More and more German soldiers were forced to patrol and garrison behind the lines, thus keeping out of the battles at the front. Historical estimates put the number of frontline-worthy German troops, from both the
Wermacht and the SS, that were stationed behind the lines because of partisan activity, at over 100,000, or enough to supply another whole German army.

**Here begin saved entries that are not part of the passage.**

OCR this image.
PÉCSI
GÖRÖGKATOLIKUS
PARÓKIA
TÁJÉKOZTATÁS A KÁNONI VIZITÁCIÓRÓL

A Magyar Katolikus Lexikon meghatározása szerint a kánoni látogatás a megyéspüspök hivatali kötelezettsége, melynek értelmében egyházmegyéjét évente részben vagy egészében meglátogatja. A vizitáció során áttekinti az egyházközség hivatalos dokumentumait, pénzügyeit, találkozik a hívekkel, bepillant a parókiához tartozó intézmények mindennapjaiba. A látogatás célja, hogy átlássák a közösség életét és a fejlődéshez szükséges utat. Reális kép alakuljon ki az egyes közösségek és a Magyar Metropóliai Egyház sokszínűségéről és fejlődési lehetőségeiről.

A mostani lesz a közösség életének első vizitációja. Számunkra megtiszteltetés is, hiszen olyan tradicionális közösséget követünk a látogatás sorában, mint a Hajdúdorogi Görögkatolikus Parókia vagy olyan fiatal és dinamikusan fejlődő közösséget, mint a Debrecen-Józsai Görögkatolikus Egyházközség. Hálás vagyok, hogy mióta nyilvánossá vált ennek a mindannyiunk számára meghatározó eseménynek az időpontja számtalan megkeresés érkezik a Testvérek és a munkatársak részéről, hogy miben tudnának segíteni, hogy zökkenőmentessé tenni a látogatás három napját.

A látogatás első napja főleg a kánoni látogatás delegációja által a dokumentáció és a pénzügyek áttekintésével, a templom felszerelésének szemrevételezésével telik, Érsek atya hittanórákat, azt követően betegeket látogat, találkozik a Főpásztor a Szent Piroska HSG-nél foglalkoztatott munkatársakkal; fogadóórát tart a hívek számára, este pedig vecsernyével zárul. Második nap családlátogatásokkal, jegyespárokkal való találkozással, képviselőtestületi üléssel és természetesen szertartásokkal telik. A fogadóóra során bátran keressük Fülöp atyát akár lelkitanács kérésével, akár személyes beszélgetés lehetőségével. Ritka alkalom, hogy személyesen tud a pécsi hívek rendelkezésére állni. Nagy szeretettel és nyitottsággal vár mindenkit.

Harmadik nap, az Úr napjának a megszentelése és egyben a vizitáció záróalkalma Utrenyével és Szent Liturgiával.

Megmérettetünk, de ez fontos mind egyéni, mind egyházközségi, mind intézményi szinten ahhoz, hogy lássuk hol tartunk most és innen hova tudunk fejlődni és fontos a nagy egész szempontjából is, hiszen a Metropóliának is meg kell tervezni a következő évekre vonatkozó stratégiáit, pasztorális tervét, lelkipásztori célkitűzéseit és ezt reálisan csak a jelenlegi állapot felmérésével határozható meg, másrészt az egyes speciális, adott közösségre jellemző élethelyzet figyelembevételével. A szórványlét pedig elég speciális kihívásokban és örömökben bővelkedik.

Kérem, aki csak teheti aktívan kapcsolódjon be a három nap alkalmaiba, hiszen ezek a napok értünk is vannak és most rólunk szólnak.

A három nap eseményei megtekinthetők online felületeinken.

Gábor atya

Following the battle of Kursk the Red Army began its drive west, recapturing Soviet territory and eventually overrunning all of Eastern Europe and half of Germany. In this final phase of the war, partisan activity escalated beyond all means of the Germans to control it. As Soviet forces neared, partisans became more bold, attacking strong German garrisons and even the vaunted SS special combat groups. Retreating German soldiers, hoping to escape from the avenging Red Army that was nipping at their heals, found nowhere safe to escape. As German soldiers marched back the way they had come three years earlier, they found only the corpses of their comrades who had gone before them until they in turn were attacked by formations of furious partisans. Morale in the German army crumbled, and the constant attacks by partisans caused massed confusion among the retreating formations, making it impossible for commanders to assemble their units into defensive lines.
Carnage on the German rail lines, courtesy of the partisans.
Partisans investigate a Luftwaffe airfield they have just destroyed. By 1944 partisan units controlled vast areas of territory, and instituted their own governments and enforced their own laws. As the Red Army swept through these areas, the partisans were rounded up and drafted into regular army units. Many resented this but dissenters, in typical Stalinist fashion, were executed or sent to Siberia by their own government in spite of the sacrifices they had made for the cause.
Stalin was so paranoid of the independence of these partisan units that after the war a mass roundup of all those who had fought in a civilian partisan unit was conducted. Over 100,000 former partisans were sent to the
Gulag and it wasn't until after Stalin's death in 1955 that they were granted amnesty and allowed to return home.
The total number of partisans killed or Germans killed by partisans is impossible to calculate. There was no registration system in place for partisans, and the number of people who claimed to have fought with the partisans after the war must be suspect (Stalin had decreed that every Soviet citizen had a sacred duty to either fight or die and those people caught up in the German occupation were later punished by Soviet authorities, so many resorted to claiming that they were partisans). What is known is that many, if not most, of the partisans killed in the war lie in unmarked graves.
In 1960 it was decided that military medals should be awarded to veterans of the partisan war, and in 1995, to celebrate the 50th anniversary of the victory over Nazi Germany, special commemorative coins were minted celebrating the contributions that every man and woman who fought against Nazi tyranny made.